BAŞKAN ZİYA ALTUNYALDIZ - Arkadaşlar, lütfen, evet.
Buyurun.
YASİN ÖZTÜRK (Denizli) - Burada, nedense bu konu, 24 Kasım 2021 tarihinde Abu Dabi Liman Şirketi ile Türkiye Varlık Fonu arasında yapılan bir mutabakat muhtırası var. Yani şimdiye kadar, hep böyle, mevcut limanlarımızın şu andaki firmalara yapılan uzatmalardan bahsediliyor ama özellikle bu mutabakat muhtırasını Türkiye Varlık Fonu Genel Müdürü Arda Ermut ile Abu Dabi Liman İşletmesi Yönetim Kurulu Başkanı Mohamed Al Shamsi imzaladılar. Yapılan bu anlaşma, limanlarımızın yakın ve kırk dokuz yıllık süreçteki akıbetini ortaya koyar nitelikte ve o günden bugüne de kırk dokuz yıllığına limanların devri konusunun ısrarla, Meclisimize tekrar tekrar getirildiğinden dolayı da bir bakışımız var.
Sayın Cumhurbaşkanı yurt dışına çıkıp sürekli bazı konularda iş birliği anlaşmaları yapıyor. Bu anlaşmaların içinde bizim bilmediğimiz, Meclisin bilmediği, şu anda önümüzde bilmediğimiz, acaba bize -tabirimi maruz görün lütfen- "Maymuna bak!" denilip bu tarafta bu limanların uzatılması konuşulurken, yeni limanlarımızı tekrar tekrar buraya vermek mi var?
Yine, Antalya konusuna da geri dönmek gerekirse, bir firma düşünün -ki liman işletmelerinin, liman yatırımlarının uzun soluklu olduğunu sizler de zaten söylüyorsunuz- bu firma, sözleşme süresi üç beş sene kalmış olan bir yere ki bu süre içinde de kendi yaptığı yatırımı kurtarmayacağı açık, aşikâr iken neden, böyle kendilerine taahhüt mü verdiniz de Antalya Limanı'nı, Katarlılar üç beş senesi kalmasına rağmen bu sözleşmeyi imzaladılar? Kendilerine "Biz bunu Meclisten çıkaracağız, siz rahat olun, biz bunu kırk dokuz yıllığına çıkardığımızda o yatırımınızı oradan kurtarırsınız." şeklinde bir taviz mi söz konusu? Burasını da önemli görüyorum.

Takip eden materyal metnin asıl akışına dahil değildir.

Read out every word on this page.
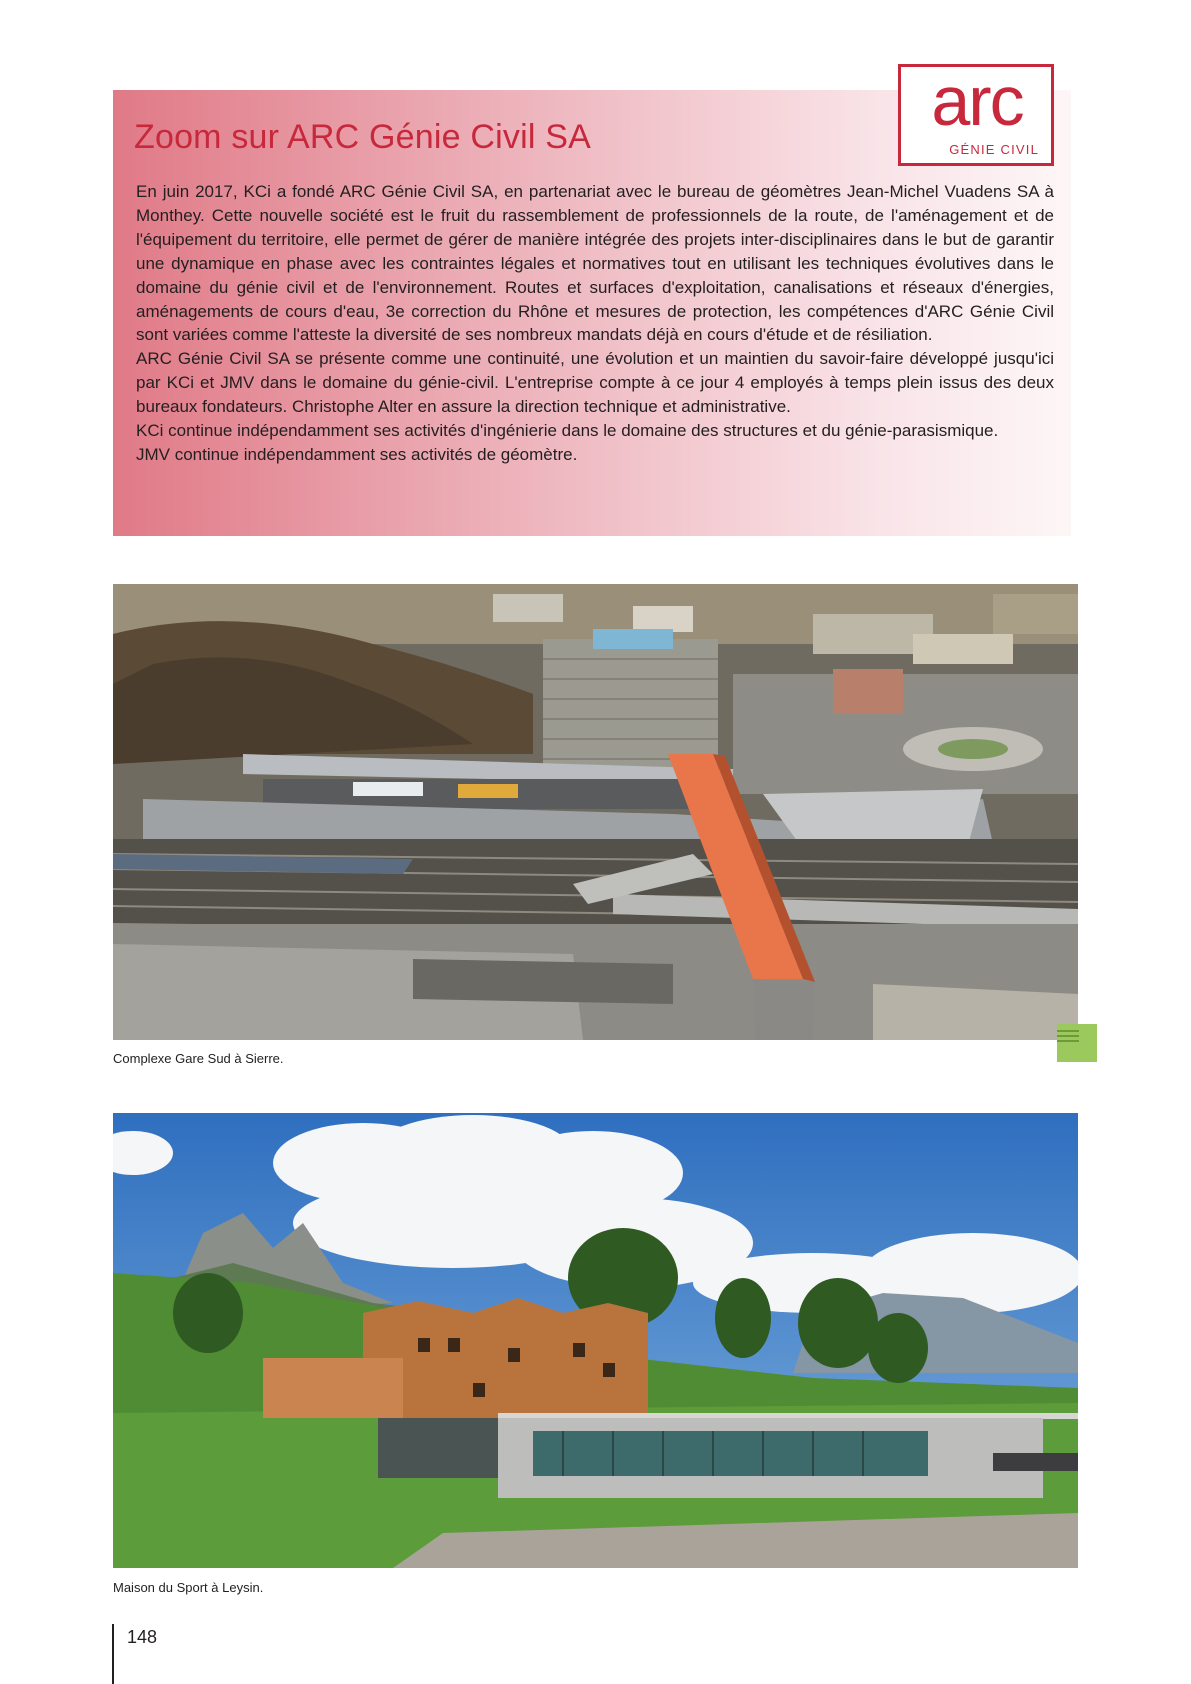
Zoom sur ARC Génie Civil SA	arc
GÉNIE CIVIL

En juin 2017, KCi a fondé ARC Génie Civil SA, en partenariat avec le bureau de géomètres Jean-Michel Vuadens SA à Monthey. Cette nouvelle société est le fruit du rassemblement de professionnels de la route, de l'aménagement et de l'équipement du territoire, elle permet de gérer de manière intégrée des projets inter-disciplinaires dans le but de garantir une dynamique en phase avec les contraintes légales et normatives tout en utilisant les techniques évolutives dans le domaine du génie civil et de l'environnement. Routes et surfaces d'exploitation, canalisations et réseaux d'énergies, aménagements de cours d'eau, 3e correction du Rhône et mesures de protection, les compétences d'ARC Génie Civil sont variées comme l'atteste la diversité de ses nombreux mandats déjà en cours d'étude et de résiliation.

ARC Génie Civil SA se présente comme une continuité, une évolution et un maintien du savoir-faire développé jusqu'ici par KCi et JMV dans le domaine du génie-civil. L'entreprise compte à ce jour 4 employés à temps plein issus des deux bureaux fondateurs. Christophe Alter en assure la direction technique et administrative.

KCi continue indépendamment ses activités d'ingénierie dans le domaine des structures et du génie-parasismique.

JMV continue indépendamment ses activités de géomètre.

Complexe Gare Sud à Sierre.
Maison du Sport à Leysin.
148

Sonuçta, bu kadar ısrarcı olmanız bir noktada Kabotaj Bayramı... 1926'nın 100'üncü yılında, umarım sizler iktidarda olmayacaksınız, bizler iktidarda olduğumuzda yeniden bu bayramı mı bize yaptırmak için mi uğraşıyorsunuz, bilemiyorum. Açıkçası, Kabotaj Bayramı önemli çünkü yabancılara verilen tavizle ilgili kısımda -biraz önce de bahsedildiği gibi- çöküşe sebep olabilecek, limanlarımızın tamamen yabancı işletmenin eline geçeceği bir durumu, imza sahibi sayın arkadaşımız bize bu konunun güvenlikle alakalı olmadığını söyledi ama tamamen güvenlikle alakalı. Ben bahsettiğiniz kısımdan bakarak söylemiyorum yani uyuşturucu kısmından bakarak söylemiyorum. Ama limanlarımız millî bir meseledir, millî bir meselede yabancılara, hele hele bilmediğiniz, hâlâ örtülü, flu görülen, Sayın Cumhurbaşkanının yapmış olduğu taahhütler, sözler var da bizi onun için mi bu kadar ısrarla zorluyorsunuz diye merak ediyorum.
Bu kanun teklifinin gündemden çıkarılmasıyla ilgili ısrarımız devam etmekte, şayet buradan çıkarırsanız Genel Kurulda bu konuyla ilgili de yine ısrarlarımız devam edecektir diyor, saygılar sunuyorum.